Buenos días, Rodrigo. Me sorprende comprobar que son las cinco y te escribo totalmente despejada. Luego comprendo que para mi organismo es ya tiempo de despertar.
No sé qué voy a hacer en los próximos días, porque mañana retrasarán el cómputo una hora, como viene siendo habitual los últimos decenios, pero eso mi cerebro no lo sabe. Voy a amanecer antes de lo necesario muchas madrugadas, me estoy temiendo. Antes de este caos mundial, se llegó a proponer dejarse de cambios horarios. Obviamente, con la que está cayendo, todo se ha quedado en meras palabras.

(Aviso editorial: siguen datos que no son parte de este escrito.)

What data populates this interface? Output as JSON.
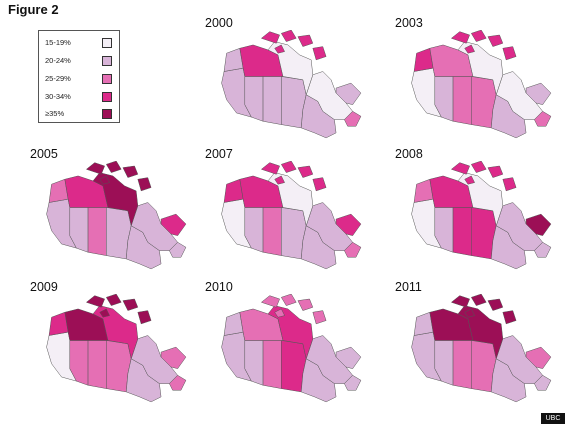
{
  "figure_title": "Figure 2",
  "legend": [
    {
      "label": "15-19%",
      "color": "#f4eff6"
    },
    {
      "label": "20-24%",
      "color": "#d8b4d8"
    },
    {
      "label": "25-29%",
      "color": "#e56fb4"
    },
    {
      "label": "30-34%",
      "color": "#dc2a8a"
    },
    {
      "label": "≥35%",
      "color": "#9c0f56"
    }
  ],
  "region_order": [
    "BC",
    "AB",
    "SK",
    "MB",
    "ON",
    "QC",
    "NL",
    "YT",
    "NT",
    "NU",
    "ARC",
    "MAR"
  ],
  "maps": [
    {
      "year": "2000",
      "classes": {
        "BC": 1,
        "AB": 1,
        "SK": 1,
        "MB": 1,
        "ON": 1,
        "QC": 0,
        "NL": 1,
        "YT": 1,
        "NT": 3,
        "NU": 0,
        "ARC": 3,
        "MAR": 2
      }
    },
    {
      "year": "2003",
      "classes": {
        "BC": 0,
        "AB": 1,
        "SK": 2,
        "MB": 2,
        "ON": 1,
        "QC": 0,
        "NL": 1,
        "YT": 3,
        "NT": 2,
        "NU": 0,
        "ARC": 3,
        "MAR": 2
      }
    },
    {
      "year": "2005",
      "classes": {
        "BC": 1,
        "AB": 1,
        "SK": 2,
        "MB": 1,
        "ON": 1,
        "QC": 1,
        "NL": 3,
        "YT": 2,
        "NT": 3,
        "NU": 4,
        "ARC": 4,
        "MAR": 1
      }
    },
    {
      "year": "2007",
      "classes": {
        "BC": 0,
        "AB": 1,
        "SK": 2,
        "MB": 1,
        "ON": 1,
        "QC": 1,
        "NL": 3,
        "YT": 3,
        "NT": 3,
        "NU": 0,
        "ARC": 3,
        "MAR": 2
      }
    },
    {
      "year": "2008",
      "classes": {
        "BC": 0,
        "AB": 1,
        "SK": 3,
        "MB": 3,
        "ON": 1,
        "QC": 1,
        "NL": 4,
        "YT": 2,
        "NT": 3,
        "NU": 0,
        "ARC": 3,
        "MAR": 1
      }
    },
    {
      "year": "2009",
      "classes": {
        "BC": 0,
        "AB": 2,
        "SK": 2,
        "MB": 2,
        "ON": 1,
        "QC": 1,
        "NL": 2,
        "YT": 3,
        "NT": 4,
        "NU": 3,
        "ARC": 4,
        "MAR": 2
      }
    },
    {
      "year": "2010",
      "classes": {
        "BC": 1,
        "AB": 1,
        "SK": 2,
        "MB": 3,
        "ON": 1,
        "QC": 1,
        "NL": 1,
        "YT": 1,
        "NT": 2,
        "NU": 3,
        "ARC": 2,
        "MAR": 1
      }
    },
    {
      "year": "2011",
      "classes": {
        "BC": 1,
        "AB": 1,
        "SK": 2,
        "MB": 2,
        "ON": 1,
        "QC": 1,
        "NL": 2,
        "YT": 1,
        "NT": 4,
        "NU": 4,
        "ARC": 4,
        "MAR": 1
      }
    }
  ],
  "logo_text": "UBC"
}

En este planeta Tierra seguimos en pandemia, ya siete meses. Es mucho tiempo de presión, lo sé, pero entristece comprobar que la gente se «cansa» de la situación, como críos pequeños. Y protesta de las medidas sanitarias, como si se pudiera no hacer nada, como si la enfermedad que nos asola fuese una opción de programa electoral, una manía política. Y, sobre todo, olvidando la cifra diaria de fallecidos. O normalizándola, que es aún peor.
Papá y yo somos responsables y no vemos a nadie, solo a tu hermano, cada finde, un ratito. Hemos eliminado la interacción social. Excepto una clase mensual en la FPJH, todas mis actividades son online. Y papá teletrabaja casi todos los días. Salimos, sin embargo, a dar paseos mañana y tarde, porque nos viene bien el ejercicio, que nos dé un poco el sol y respirar aire fresco (lo que se puede, llevando mascarillas).
Procuramos envolvernos de rutina, de esa que arropa el alma, pero contigo siempre en los labios y en el corazón. Sigues latiendo con nosotros en esta casa, en el jardín, que tanto amaste y que con el otoño se tiñe de amarillos, rojos y dorados.
Te mando hojas del lyquidambar, hierba reverdecida cubierta de rocío, viña que enrojece, y las últimas flores fucsia de las orquídeas. No te olvidamos, cariño. Vuela alto.